With that in mind, Stockwell is advising lobstermen to “cautiously support” alternative five of the six alternatives presented by the federal service.  That’s because nearly all the others call for the phasing out of floating rope by 2008.

Drouin and Stockwell agree that fishing with sinking line on a lot of the rocky Downeast bottom is not practical. Drouin said the only way around it would be to eliminate ground lines altogether by setting single traps on each buoy and end line. So far the end lines, which run from the traps to the buoys, are not required to be made entirely of sinking line.

Stockwell said he’s backing alternative five because it doesn’t close the door on float rope. But at the same time, he is leery of a provision in the alternative that would allow for the expansion of seasonal closure areas. Currently, such regular closed areas are intended to remove gear from areas where right whales congregate during the seasons they tend to gather there. Stockwell observed that a seasonal closed area along the Maine coast could really play havoc with lobstermen.

If alternative five isn’t selected, Stockwell is poised to continue work researching the feasibility of fishing with ground lines formulated to be of specific buoyancy.
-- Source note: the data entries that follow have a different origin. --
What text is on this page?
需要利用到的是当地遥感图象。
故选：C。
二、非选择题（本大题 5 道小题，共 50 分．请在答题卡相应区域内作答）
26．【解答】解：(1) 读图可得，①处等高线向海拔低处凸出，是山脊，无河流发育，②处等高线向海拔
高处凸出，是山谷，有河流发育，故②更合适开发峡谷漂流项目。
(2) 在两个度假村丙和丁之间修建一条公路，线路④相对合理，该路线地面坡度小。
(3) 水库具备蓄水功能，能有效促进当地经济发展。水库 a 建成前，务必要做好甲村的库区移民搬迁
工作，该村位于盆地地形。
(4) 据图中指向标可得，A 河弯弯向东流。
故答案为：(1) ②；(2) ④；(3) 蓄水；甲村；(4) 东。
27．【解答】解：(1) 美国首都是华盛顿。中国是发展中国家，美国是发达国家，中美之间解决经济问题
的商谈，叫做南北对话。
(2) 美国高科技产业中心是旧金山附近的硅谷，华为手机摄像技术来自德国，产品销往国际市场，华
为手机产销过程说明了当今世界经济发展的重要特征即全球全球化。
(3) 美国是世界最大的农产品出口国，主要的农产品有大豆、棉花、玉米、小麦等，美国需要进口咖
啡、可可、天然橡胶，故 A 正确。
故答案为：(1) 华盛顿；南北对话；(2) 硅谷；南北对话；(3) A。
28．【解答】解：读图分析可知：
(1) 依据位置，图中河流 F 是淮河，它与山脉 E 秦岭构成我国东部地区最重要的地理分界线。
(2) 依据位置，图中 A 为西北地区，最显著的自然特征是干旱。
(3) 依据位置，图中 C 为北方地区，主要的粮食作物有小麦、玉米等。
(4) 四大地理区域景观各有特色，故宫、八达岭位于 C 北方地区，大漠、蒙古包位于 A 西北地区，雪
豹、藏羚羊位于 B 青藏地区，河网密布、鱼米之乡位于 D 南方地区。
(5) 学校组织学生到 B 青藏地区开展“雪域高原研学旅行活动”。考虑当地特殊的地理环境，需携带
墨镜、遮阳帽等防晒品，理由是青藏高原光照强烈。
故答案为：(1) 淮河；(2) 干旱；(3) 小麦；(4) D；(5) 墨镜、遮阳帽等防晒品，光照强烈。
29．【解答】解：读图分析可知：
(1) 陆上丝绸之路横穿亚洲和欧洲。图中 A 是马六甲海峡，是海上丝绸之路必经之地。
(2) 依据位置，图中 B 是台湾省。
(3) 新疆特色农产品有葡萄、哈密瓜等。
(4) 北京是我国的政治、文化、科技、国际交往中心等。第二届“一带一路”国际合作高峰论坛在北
That would keep the loops of line between traps lower in the water where they would be less likely to snag passing whales, but would also keep the line off the rocky bottom where it is vulnerable to snags and chafe.
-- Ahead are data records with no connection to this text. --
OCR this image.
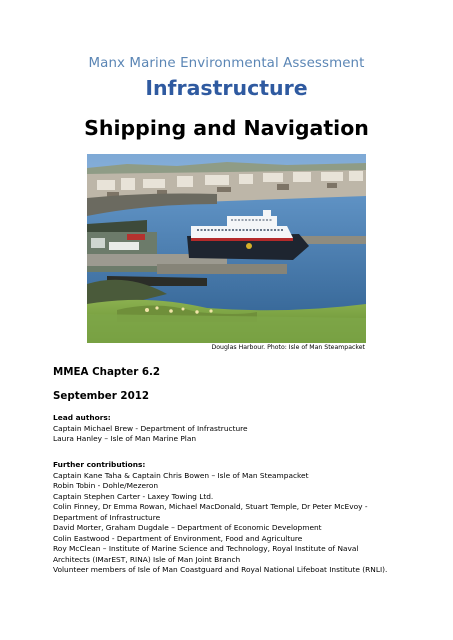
Manx Marine Environmental Assessment
Infrastructure
Shipping and Navigation
Douglas Harbour. Photo: Isle of Man Steampacket
MMEA Chapter 6.2
September 2012
Lead authors:
Captain Michael Brew - Department of Infrastructure
Laura Hanley – Isle of Man Marine Plan
Further contributions:
Captain Kane Taha & Captain Chris Bowen – Isle of Man Steampacket
Robin Tobin - Dohle/Mezeron
Captain Stephen Carter - Laxey Towing Ltd.
Colin Finney, Dr Emma Rowan, Michael MacDonald, Stuart Temple, Dr Peter McEvoy -
Department of Infrastructure
David Morter, Graham Dugdale – Department of Economic Development
Colin Eastwood - Department of Environment, Food and Agriculture
Roy McClean – Institute of Marine Science and Technology, Royal Institute of Naval
Architects (IMarEST, RINA) Isle of Man Joint Branch
Volunteer members of Isle of Man Coastguard and Royal National Lifeboat Institute (RNLI).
Gouveia, who has completed the public hearings in the Southern and Mid-Atlantic states, said he expects the New England component of the hearings to be more active with a group of well-informed fishermen weighing in on the alternatives.

He said the meeting will start with a quick recap of what the alternatives are and how they came into being before moving on to how they might affect fishermen.

Gouveia said the fisheries service wants to hear if timelines are too ambitious, if some provisions are too strict or if others aren’t workable.  Whatever the outcome, he said, the service is aiming to have a single proposed final rule published in the fall of 2005 with the possibility of implementation in 2006.